There are four main techniques which are most commonly used within sports massage as well as being across other styles of massage.

  1. Effleurage: The term “effleurage” derives from the French word “effleurer” which means “to skim”. This is a gentle rhythmic stroking movement used to increase circulation, stimulate the nerves and warm up the muscles at the start of the massage treatment. This technique can vary in pressure and is also used at during and at the end of the treatment in order to encourage removal of waste products from the body through the circulatory and lymphatic systems. By using effleurage at the start of the treatment, the therapist is allowed a chance to assess the condition of the tissue and determine key areas of stress.

  2. Petrissage: This term originates from the French word “pétrir” meaning “to knead”. The basic principle of this technique is to gradually increase the intensity of the massage, stretching the muscles and easing tension. Also referred to as kneading, petrissage works deeper into the soft tissues to increase mobility and aid in the removal of waste products by increasing both venous and lymphatic return.
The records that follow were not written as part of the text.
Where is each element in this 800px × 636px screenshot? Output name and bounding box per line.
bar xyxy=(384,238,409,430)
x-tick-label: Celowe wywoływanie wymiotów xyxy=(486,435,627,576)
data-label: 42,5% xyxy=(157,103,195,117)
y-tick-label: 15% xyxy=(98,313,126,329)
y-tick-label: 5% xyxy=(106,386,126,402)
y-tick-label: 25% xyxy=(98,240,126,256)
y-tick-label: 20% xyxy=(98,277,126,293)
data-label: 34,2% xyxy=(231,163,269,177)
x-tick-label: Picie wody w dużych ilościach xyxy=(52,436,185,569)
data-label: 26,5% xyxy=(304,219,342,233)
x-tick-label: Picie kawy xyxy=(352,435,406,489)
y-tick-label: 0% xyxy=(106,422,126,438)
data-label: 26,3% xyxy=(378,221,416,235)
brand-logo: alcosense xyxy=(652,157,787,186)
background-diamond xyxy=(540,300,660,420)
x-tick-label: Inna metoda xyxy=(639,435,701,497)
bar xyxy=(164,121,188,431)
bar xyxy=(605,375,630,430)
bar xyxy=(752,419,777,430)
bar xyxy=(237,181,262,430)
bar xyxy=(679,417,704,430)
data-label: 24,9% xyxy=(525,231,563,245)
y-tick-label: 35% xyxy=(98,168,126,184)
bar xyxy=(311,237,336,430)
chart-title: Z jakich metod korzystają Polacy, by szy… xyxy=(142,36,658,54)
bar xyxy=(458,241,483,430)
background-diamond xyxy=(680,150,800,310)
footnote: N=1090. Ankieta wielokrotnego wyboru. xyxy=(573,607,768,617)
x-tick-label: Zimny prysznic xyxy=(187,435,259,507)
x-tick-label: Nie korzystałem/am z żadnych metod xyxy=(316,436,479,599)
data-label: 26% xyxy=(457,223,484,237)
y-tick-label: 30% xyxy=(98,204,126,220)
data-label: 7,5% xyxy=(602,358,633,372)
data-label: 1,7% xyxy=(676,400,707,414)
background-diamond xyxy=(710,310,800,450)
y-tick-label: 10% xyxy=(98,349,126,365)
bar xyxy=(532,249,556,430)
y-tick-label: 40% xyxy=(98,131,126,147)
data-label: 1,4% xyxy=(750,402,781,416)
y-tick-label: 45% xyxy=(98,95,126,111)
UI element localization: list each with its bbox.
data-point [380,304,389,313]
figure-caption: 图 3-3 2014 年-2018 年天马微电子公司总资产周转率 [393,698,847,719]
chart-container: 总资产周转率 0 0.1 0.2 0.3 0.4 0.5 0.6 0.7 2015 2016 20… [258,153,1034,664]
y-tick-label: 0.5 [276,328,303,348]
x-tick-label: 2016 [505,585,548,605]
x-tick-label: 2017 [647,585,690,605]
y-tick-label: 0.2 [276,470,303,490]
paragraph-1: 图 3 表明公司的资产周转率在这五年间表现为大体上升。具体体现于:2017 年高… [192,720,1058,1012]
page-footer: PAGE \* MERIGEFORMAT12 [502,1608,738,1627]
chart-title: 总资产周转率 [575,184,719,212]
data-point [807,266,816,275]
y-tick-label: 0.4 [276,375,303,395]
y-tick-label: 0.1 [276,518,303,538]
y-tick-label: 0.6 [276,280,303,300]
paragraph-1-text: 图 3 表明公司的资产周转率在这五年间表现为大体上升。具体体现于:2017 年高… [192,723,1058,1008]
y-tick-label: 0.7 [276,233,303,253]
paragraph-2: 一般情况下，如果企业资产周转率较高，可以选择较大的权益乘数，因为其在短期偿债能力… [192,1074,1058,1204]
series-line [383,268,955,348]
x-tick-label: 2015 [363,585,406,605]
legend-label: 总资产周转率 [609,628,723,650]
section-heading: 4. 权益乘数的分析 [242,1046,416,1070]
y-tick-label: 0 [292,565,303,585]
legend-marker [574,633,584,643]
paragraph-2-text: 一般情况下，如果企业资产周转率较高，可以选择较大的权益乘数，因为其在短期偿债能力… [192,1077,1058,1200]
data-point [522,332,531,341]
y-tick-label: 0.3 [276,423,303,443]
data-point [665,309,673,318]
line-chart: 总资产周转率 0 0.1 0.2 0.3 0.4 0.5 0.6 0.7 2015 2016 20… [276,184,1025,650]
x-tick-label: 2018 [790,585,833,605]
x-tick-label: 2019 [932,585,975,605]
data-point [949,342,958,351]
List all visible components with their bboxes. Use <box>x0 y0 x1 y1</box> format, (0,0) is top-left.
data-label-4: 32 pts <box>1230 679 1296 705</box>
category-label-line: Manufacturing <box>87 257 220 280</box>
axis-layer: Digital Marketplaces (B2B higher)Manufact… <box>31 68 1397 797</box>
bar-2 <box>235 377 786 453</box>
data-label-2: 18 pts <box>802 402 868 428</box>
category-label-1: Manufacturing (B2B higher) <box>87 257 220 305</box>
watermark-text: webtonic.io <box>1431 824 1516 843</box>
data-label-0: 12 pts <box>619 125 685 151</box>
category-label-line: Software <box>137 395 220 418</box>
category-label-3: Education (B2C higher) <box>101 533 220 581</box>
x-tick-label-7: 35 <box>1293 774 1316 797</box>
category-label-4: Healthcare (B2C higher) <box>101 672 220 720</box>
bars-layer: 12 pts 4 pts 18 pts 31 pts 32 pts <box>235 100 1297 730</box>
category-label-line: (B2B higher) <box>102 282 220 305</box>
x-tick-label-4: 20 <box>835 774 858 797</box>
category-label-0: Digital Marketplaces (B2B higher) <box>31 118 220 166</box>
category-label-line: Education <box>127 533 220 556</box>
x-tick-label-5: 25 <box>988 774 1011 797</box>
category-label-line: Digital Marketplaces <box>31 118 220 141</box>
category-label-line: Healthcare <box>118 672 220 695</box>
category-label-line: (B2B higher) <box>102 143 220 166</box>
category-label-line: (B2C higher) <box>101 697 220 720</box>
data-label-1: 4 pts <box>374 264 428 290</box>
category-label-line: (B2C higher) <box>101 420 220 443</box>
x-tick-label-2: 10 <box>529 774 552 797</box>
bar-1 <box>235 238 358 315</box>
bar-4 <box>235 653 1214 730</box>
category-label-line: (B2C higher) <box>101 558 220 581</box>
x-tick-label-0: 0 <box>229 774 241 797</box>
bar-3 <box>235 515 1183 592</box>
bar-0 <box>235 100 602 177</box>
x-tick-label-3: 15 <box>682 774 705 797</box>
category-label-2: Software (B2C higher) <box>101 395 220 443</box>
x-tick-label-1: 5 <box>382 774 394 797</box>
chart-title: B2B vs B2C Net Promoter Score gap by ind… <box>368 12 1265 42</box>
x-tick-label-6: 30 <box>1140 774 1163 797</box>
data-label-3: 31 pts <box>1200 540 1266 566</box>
  3. Frictions: Frictions are the part of sports massage which are most likely to be slightly painful. This is because they work to on isolated areas separate muscle fires and break down scar tissue. The use of frictions is a key component in trigger point therapy. They are small forceful movements applied using firm pressure adjacent to the direction of the tissue fibres. This technique works to disrupt the tissue fibres in order to illicit better structural alignment, stimulating the healing process.

  4. Tapotement: This encompasses the techniques of hacking and cupping which are used to stimulate blood flow in the skin and superficial muscles. These techniques produce vibrations which penetrate the tissues and are often used in pre-competition sports massages.